On July 13, 2018, in Griffith v. Quality Distribution et al, No. 2D17-3160, the Florida Second DCA reversed a trial court’s approval of a class action settlement. The case originated with a complaint filed by a shareholder alleging that the board members of a company being acquired in a proposed merger had breached their fiduciary duties to the company’s shareholders by engaging in a flawed sales process, agreeing to an inadequate sales price and failing to provide adequate information to shareholders about the proposed merger. A settlement eventually was reached whereby the company was required to provide more information to shareholders in advance of the shareholder vote to approve the merger. The trial court approved the settlement over the objections of one of the shareholders, resulting in the appeal.

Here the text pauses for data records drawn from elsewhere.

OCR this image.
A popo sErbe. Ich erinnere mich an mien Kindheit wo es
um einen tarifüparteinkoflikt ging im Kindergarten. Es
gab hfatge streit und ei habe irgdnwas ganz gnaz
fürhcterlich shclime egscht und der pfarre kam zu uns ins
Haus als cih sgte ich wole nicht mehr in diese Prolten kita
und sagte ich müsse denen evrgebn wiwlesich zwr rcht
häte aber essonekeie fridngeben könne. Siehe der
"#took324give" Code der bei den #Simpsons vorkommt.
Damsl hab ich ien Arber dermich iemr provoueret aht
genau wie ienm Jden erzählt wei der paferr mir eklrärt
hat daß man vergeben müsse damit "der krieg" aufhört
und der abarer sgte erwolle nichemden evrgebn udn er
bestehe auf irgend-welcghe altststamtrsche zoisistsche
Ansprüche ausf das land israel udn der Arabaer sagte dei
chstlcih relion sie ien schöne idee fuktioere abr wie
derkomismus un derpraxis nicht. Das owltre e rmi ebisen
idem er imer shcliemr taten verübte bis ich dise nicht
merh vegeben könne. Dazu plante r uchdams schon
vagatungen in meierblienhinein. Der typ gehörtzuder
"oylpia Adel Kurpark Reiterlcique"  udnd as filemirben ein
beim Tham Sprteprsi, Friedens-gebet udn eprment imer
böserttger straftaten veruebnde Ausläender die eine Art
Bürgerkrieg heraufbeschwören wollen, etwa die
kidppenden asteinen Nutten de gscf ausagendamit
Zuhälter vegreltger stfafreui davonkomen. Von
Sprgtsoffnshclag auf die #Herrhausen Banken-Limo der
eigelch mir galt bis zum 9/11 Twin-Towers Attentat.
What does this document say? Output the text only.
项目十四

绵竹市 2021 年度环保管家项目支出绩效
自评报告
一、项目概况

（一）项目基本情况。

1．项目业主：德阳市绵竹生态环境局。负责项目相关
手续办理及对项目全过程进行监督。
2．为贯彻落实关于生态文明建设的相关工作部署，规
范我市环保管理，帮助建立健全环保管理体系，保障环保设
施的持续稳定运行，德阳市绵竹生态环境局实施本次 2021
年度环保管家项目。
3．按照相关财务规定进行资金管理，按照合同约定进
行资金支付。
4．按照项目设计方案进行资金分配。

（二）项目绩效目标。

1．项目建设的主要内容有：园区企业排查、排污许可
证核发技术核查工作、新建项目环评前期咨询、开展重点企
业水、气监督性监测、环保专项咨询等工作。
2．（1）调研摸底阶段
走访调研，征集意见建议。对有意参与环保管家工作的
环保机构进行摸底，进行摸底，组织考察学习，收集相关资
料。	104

The Second DCA reviewed the standards governing a trial court’s approval of a class action settlement, including a general requirement that the trial court find the agreement fair, reasonable and adequate. The Court then approvingly cited Grosso v. Fidelity National Title Insurance Co., 983 So. 2d 1165, 1170 (Fla. 3d DCA 2008) for a non-exhaustive list of relevant factors, including (1) the complexity and duration of the litigation; (2) the reaction of the class to the settlement; (3) the stage of the proceedings; (4) the risk of establishing liability; (5) the risk of establishing damages; (6) the risk of maintaining a class action; (7) the ability of the defendant to withstand a greater judgment; (8) the reasonableness of the settlement in light of the best recovery; and (9) the range of reasonableness of the settlement in light of all the attendant risks of litigation. The Court also expressly adopted the reasoning employed by the Delaware Chancery Court in In re Trulia, Inc. Stockholder Litigation, 129 A.3d 884 (Del. Ch. 2016), which more specifically applies to class action lawsuits involving shareholders disclosure issues in proposed mergers. The Chancery Court concluded in Trulia that disclosure settlements should be met with disfavor "unless the supplemental disclosures address a plainly material misrepresentation or omission and the subject matter of the proposed release is narrowly circumscribed to encompass nothing more than disclosure claims and fiduciary duty claims concerning the sale process, if the record shows that such claims have been investigated sufficiently." Id. at 898. The Second DCA concluded that the trial court had committed reversible error by failing to apply the first part of the Trulia test, assessing the value of the supplemental disclosures. The Second DCA noted that such a failure can lead to a meritless action being settled simply if the release is related to the claims.